In context: Tensor cores have been one of the main advantages of Nvidia's RTX graphics cards, enabling machine learning-based image upscaling, which significantly improves performance for some PC games. A recent repository update suggests AMD could bring something similar to its next GPU series.

This week, AMD patched a Github repository to add a matrix-based instruction set to its upcoming RDNA 3 graphics cards. It could let them perform AI-based image reconstruction similar to Nvidia DLSS or Intel XeSS.

Team red's current reconstruction solution, FidelityFX Super Resolution 2.0 (FSR), already effectively lightens rendering loads while maintaining image quality without AI, but it's a double-edged sword. Deep Learning Super Sampling (DLSS) offers better results but requires the tensor cores in Nvidia's RTX cards, while FSR supports a much greater range of hardware.

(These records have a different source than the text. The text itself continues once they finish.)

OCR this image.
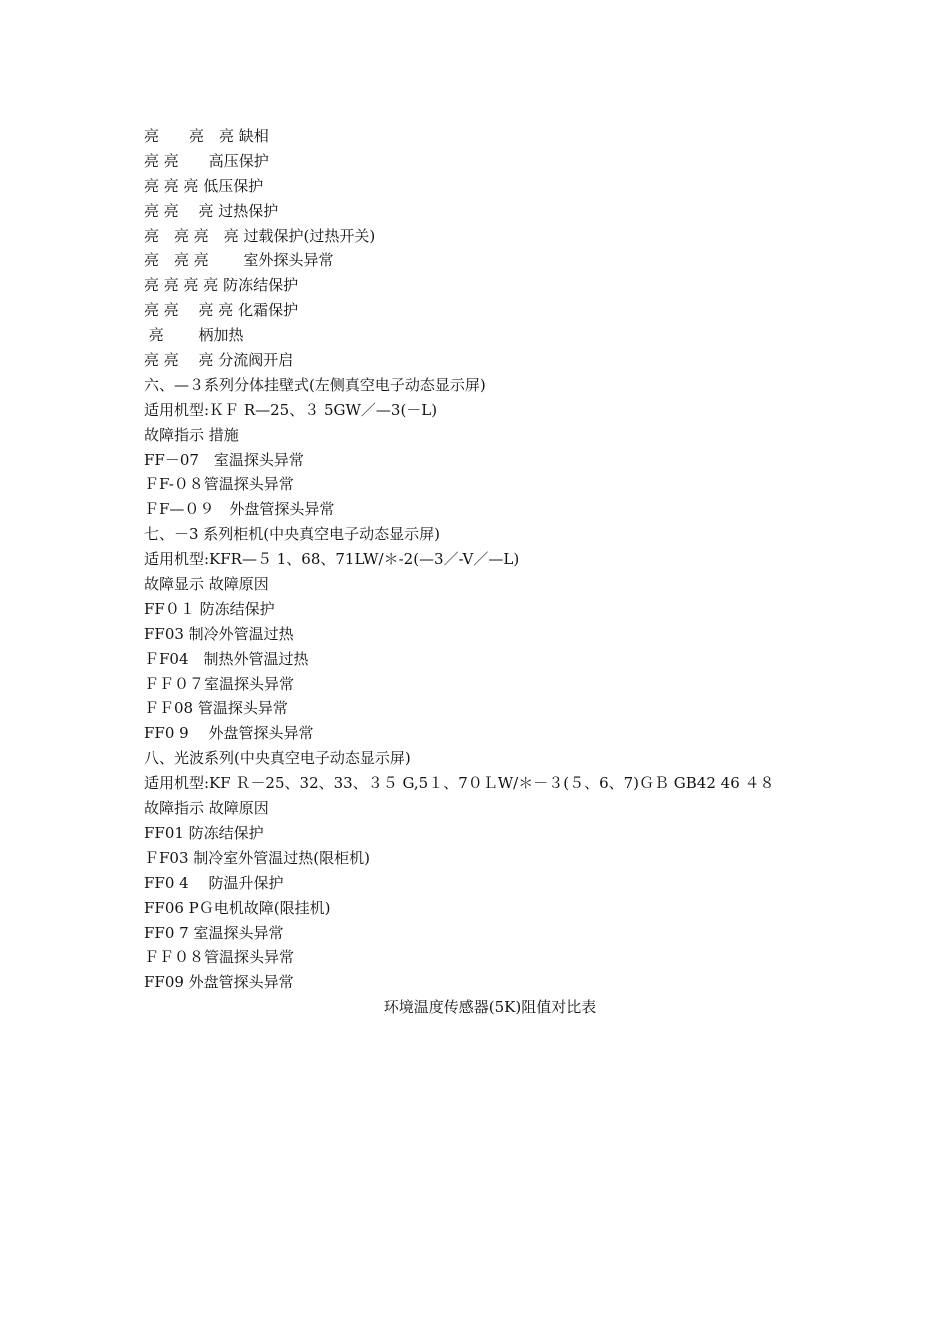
亮　　亮　亮 缺相
亮 亮　　高压保护
亮 亮 亮 低压保护
亮 亮　 亮 过热保护
亮　亮 亮　亮 过载保护(过热开关)
亮　亮 亮　　 室外探头异常
亮 亮 亮 亮 防冻结保护
亮 亮　 亮 亮 化霜保护
亮　　 柄加热
亮 亮　 亮 分流阀开启
六、—３系列分体挂壁式(左侧真空电子动态显示屏)
适用机型:ＫＦ R—25、３ 5GW／—3(－L)
故障指示 措施
FF－07　室温探头异常
ＦF-０８管温探头异常
ＦF—０９　外盘管探头异常
七、－3 系列柜机(中央真空电子动态显示屏)
适用机型:KFR—５ 1、68、71LW/＊-2(—3／-V／—L)
故障显示 故障原因
FF０１ 防冻结保护
FF03 制冷外管温过热
ＦF04　制热外管温过热
ＦＦ０７室温探头异常
ＦＦ08 管温探头异常
FF0 9　 外盘管探头异常
八、光波系列(中央真空电子动态显示屏)
适用机型:KF Ｒ－25、32、33、３５ G,5１、7０ＬW/＊－３(５、6、7)ＧＢ GB42 46 ４８
故障指示 故障原因
FF01 防冻结保护
ＦF03 制冷室外管温过热(限柜机)
FF0 4　 防温升保护
FF06 PＧ电机故障(限挂机)
FF0 7 室温探头异常
ＦＦ０８管温探头异常
FF09 外盘管探头异常
环境温度传感器(5K)阻值对比表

The repository update could imply a change to that situation. It adds Wave Matrix Multiply-Accumulate instructions to GFX11 — a codename for RDNA 3. These matrix operations could lead to the kind of AI machine learning DLSS and XeSS employ. Known leaker Greymon55 sees it as confirmation of AI acceleration for FSR 3.0.

Built on TSMC's 5-nanometer process, RDNA 3 promises to improve performance over AMD's RX 6000 GPUs from 2020. It will feature 50 percent better performance per watt, rearchitected compute units, and a next-generation Infinity Cache. The latest rumors predict the cards will launch between late October and mid-November.